Actually going to test the concept tomorrow but plan on little dirt. The end product would be a layer of cement just to give the "box" weight with maybe 1/2" of dirt on top but mostly small rocks and twigs for her to root through. Heck she maybe "fu, just put them in my bowl" - just thought it may break up her routine and give her some mental stimulation.


----------



## octopushedge (Apr 26, 2015)

I have a sandbox for Reggie and he loves it. I use some aquarium sand that doesn't clump and is easily digestible in case it's accidentally swallowed. Both of those are major concerns if you're interested in "natural" experiences for your hedgehog (clumping dirt can attach to genitalia and cause all sorts of problems, while swallowing dirt and sand can cause impaction in the GI tract). I've actually found the sandbox keeps Reggie cleaner. He happily bathes in it, which keeps itchy skin and poop boots down to a minimum. I would highly recommend it.

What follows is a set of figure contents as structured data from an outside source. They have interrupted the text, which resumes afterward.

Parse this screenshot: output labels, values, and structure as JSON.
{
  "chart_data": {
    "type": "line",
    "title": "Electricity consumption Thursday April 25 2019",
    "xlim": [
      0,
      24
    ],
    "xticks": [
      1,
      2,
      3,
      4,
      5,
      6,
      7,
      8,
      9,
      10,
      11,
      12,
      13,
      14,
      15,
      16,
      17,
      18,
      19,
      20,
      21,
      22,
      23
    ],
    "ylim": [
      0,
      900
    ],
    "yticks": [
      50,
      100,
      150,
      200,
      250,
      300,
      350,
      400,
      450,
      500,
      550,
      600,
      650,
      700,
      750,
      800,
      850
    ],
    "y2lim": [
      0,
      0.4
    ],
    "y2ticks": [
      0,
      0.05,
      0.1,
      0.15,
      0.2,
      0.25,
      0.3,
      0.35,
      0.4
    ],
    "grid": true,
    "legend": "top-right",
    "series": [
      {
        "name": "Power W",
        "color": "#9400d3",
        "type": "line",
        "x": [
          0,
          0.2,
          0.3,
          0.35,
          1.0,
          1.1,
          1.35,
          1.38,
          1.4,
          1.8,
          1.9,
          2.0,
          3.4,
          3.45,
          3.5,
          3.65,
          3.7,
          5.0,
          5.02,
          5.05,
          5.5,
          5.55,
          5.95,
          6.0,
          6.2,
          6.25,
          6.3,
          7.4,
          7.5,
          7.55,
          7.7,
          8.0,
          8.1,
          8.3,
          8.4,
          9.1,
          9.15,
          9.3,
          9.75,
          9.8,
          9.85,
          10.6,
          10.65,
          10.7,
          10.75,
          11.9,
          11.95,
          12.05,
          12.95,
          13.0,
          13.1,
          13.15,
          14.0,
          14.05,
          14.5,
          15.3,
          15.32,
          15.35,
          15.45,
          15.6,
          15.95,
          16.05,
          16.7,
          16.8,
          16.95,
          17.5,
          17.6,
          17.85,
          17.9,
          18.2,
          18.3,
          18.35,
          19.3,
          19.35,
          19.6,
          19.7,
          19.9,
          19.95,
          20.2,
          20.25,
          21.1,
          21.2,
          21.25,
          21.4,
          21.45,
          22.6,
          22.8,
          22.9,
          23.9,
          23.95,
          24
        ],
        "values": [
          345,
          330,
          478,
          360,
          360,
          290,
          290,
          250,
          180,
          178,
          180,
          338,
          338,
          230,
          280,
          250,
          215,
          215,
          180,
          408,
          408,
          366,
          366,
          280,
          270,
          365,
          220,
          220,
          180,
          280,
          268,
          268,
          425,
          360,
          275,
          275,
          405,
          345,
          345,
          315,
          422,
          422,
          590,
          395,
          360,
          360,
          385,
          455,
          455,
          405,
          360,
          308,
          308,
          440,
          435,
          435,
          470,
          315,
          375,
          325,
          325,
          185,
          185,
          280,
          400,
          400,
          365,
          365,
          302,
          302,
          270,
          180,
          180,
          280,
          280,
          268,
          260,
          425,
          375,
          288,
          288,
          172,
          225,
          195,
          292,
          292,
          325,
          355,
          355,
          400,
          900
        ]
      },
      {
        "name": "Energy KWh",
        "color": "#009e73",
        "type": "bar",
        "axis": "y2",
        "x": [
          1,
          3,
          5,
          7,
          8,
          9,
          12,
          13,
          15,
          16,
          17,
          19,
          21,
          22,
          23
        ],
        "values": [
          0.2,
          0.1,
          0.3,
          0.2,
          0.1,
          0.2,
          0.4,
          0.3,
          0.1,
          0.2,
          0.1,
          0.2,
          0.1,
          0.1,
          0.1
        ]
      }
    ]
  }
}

Finnickhog also has a natural set-up of sorts, if you want more information from someone who has gone the extra mile.


----------



## FinnickHog (Dec 1, 2014)

Here's a list of stuff Skadi and I tried with pros and cons: http://www.hedgehogcentral.com/forums/47-liners-cage-bedding/120842-what-they-like-live.html

And here's my naturalistic build thread: http://www.hedgehogcentral.com/forums/105-cages/117850-great-naturalistic-cage-overhaul.html I ended up using fleece for the bedding and making a large dig box full of ground walnut shell bedding. I mix a bit of soil in sometimes, and I occasionally add some crickets.


----------



## Hedgehog Swag (Feb 19, 2016)

Scrizzie's natural dig box was a huge success. To first expose her to it and that it represented food I sat with it in her pen and had live meal worms and Dubai roaches visible with more under bark and small flat rocks. She ate everything she could see but did not root under bark or rocks. That night I replenished the dig box and left it for her to see what would happen if she was alone at night. This morning it was very clear she had scratched, rooted and clawed up everything and was stripped clean of the worms and roaches. Will refine it a bit using QuickCrete in the bottom with a thin layer of dirt topped with rocks and bark. I used her old litter box for the testing but may look for something a little larger for the final product. 

Just seems like an easy way to create something to occupy Scrizzie and challenge her for her feeding and maybe just maybe increase the time interval between nail clippings.


----------